Não importa se é das mãos de cambistas, o que eles queriam eram os ingressos para ver Messi e cia. entrarem em campo hoje, no Mineirão. Os amigos Lissandro di Paolo, de 35 anos, médico-veterinário, e Maurício Perez, de 35, professor de educação física, estavam ontem à procura de ingressos no entorno do estádio. “Ouvimos dizer que estão cobrando até mil dólares, mas não vamos pagar tão caro assim. Pagamos, no máximo, até R$ 300”, disse Lissandro. Mesmo com o dinheiro na mão, o rapaz afirmou que até o fim da manhã de ontem não havia encontrado nenhum cambista perto do estádio e até então ficou sem a sonhada entrada.
Na Savassi não é diferente. O argentino José Tifali estava na Praça Diogo de Vasconcelos à procura de ingressos para o jogo Argentina x Nigéria, em Porto Alegre, na quarta-feira. Segurando uma placa com os dizeres “Compro ticket para Arg-Nigéria”, ele caminhava em busca de alguém vendendo. “Vim sem nenhum ingresso para o Brasil. Para o jogo de hoje, contra o Irã, consegui comprar no Rio de Janeiro por R$ 200. Agora estou aqui procurando para o próximo”, contou. Ele diz que quer ir a todos os jogos da seleção do seu país, comprando por meio das placas.
PROTESTO A INTERNET
Pela internet, redes sociais que organizam trocas e venda de ingressos para pessoas desistentes se tornaram terreno fértil para cambistas de todas as região do Brasil, que oferecem ingressos para jogos em BH por preços muito acima dos cobrados pela Fifa, o que levou muitos internautas a reagir ao abuso. “Tenho um ingresso para Argentina x Irã por R$ 950”, anunciou um vendedor. “Pago no máximo R$ 350. Por esse preço, vai ficar esperando para vender até a próxima Copa do Mundo, na Rússia”, protestou um internauta. Mas a escassez de ingressos é tanta, que quem vende não se incomoda em se passar por cambista e fazer leilões. “Já tenho (oferta de) R$ 850. E o meu tá mais barato do que por aí. Mas boa sorte para você… Talvez você ache no site kkkkkk (sic)”.

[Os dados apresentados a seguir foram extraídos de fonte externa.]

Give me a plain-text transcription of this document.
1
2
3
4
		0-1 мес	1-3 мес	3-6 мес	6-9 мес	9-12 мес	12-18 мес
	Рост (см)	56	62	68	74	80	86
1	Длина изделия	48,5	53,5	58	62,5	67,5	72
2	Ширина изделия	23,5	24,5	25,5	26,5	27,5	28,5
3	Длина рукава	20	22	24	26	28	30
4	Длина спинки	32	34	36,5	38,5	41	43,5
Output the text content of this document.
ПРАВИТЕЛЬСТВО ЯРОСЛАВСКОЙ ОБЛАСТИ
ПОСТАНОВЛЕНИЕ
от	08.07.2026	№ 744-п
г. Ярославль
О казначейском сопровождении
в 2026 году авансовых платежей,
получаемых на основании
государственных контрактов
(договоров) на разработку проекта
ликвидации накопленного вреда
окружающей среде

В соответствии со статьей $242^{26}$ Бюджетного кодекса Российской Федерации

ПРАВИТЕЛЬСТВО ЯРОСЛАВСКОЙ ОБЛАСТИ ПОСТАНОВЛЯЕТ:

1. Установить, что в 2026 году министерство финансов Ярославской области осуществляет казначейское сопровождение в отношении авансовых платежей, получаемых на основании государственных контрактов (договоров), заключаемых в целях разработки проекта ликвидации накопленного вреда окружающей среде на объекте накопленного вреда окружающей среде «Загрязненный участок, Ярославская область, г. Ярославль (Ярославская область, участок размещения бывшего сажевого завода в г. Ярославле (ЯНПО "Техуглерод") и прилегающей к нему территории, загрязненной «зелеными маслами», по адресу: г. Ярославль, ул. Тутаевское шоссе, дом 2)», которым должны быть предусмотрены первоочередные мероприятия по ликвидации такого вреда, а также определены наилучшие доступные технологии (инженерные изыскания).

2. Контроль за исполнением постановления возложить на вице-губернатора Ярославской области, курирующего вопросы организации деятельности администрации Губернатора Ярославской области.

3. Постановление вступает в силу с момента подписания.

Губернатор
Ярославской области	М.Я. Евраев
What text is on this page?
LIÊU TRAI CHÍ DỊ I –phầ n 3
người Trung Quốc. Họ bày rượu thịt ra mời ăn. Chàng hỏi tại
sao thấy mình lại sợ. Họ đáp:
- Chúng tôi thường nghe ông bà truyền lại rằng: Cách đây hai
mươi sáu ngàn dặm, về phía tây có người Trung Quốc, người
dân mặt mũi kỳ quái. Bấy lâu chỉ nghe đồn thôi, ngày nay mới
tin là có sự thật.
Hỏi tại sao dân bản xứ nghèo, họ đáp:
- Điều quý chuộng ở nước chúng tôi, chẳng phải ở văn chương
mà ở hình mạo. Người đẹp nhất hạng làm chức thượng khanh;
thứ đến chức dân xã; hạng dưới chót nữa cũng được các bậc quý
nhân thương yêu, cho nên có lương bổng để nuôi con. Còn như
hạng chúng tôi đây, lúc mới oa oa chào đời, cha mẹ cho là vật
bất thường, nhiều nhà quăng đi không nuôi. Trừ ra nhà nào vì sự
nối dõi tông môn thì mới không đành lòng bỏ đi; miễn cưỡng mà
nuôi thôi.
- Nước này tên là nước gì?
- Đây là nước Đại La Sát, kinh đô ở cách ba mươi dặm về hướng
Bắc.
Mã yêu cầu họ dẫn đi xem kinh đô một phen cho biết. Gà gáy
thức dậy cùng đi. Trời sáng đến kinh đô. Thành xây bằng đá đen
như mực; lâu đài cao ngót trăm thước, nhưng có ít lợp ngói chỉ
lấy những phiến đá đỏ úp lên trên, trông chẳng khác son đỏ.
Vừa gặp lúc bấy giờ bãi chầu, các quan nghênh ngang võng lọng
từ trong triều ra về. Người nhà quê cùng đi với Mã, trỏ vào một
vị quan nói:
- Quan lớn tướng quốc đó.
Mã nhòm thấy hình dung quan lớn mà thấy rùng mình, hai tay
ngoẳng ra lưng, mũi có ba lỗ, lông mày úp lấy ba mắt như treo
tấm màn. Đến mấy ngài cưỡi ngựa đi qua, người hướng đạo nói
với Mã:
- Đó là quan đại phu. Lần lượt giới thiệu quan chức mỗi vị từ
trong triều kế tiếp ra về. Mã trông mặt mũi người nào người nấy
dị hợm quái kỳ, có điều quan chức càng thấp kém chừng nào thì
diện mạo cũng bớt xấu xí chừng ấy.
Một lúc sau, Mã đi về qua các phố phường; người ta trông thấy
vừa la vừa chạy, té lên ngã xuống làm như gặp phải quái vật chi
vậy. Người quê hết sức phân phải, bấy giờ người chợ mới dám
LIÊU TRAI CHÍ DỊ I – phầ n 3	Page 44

O problema de cambismo não assola apenas Minas Gerais, ainda que por aqui a Polícia Militar tenha prendido pelo menos seis pessoas por esse motivo, sendo um brasileiro que trabalha com agências de viagens, dois colombianos e três franceses. No Brasil, foram 104 prisões em 10 estados, e a Fifa confirmou que parte dos ingressos era proveniente de federações internacionais e de patrocinadores, sem especificar quais. Segundo a PM, as câmeras do entorno do Mineirão têm sido úteis para reprimir a venda de ingressos pelo câmbio negro, mas dentro do shopping é uma questão privada.
Mas, de acordo com a assessoria de imprensa da Fifa, o mais importante é a conscientização: “Nossa tarefa principal é educar os torcedores em todo o mundo e conscientizá-los dos riscos e perigos da compra de ingressos não autorizados. A Fifa pede para que o público não compre ingressos de vendedores operantes no mercado paralelo”.
O que diz a lei
No Brasil, o artigo 41 do Estatuto do Torcedor classifica como crime punível com um a dois anos de prisão “vender ou fornecer um ingresso por preço superior ao indicado no bilhete”. No que diz respeito ao estatuto da Copa do Mundo Fifa 2014, os artigos 16 e 32 fazem da venda paralela de ingressos uma ofensa civil e criminal no Brasil, que pode ser alvo de processo cível. A prática também constitui crime contra a economia popular, punível com um a dois anos de prisão e multa.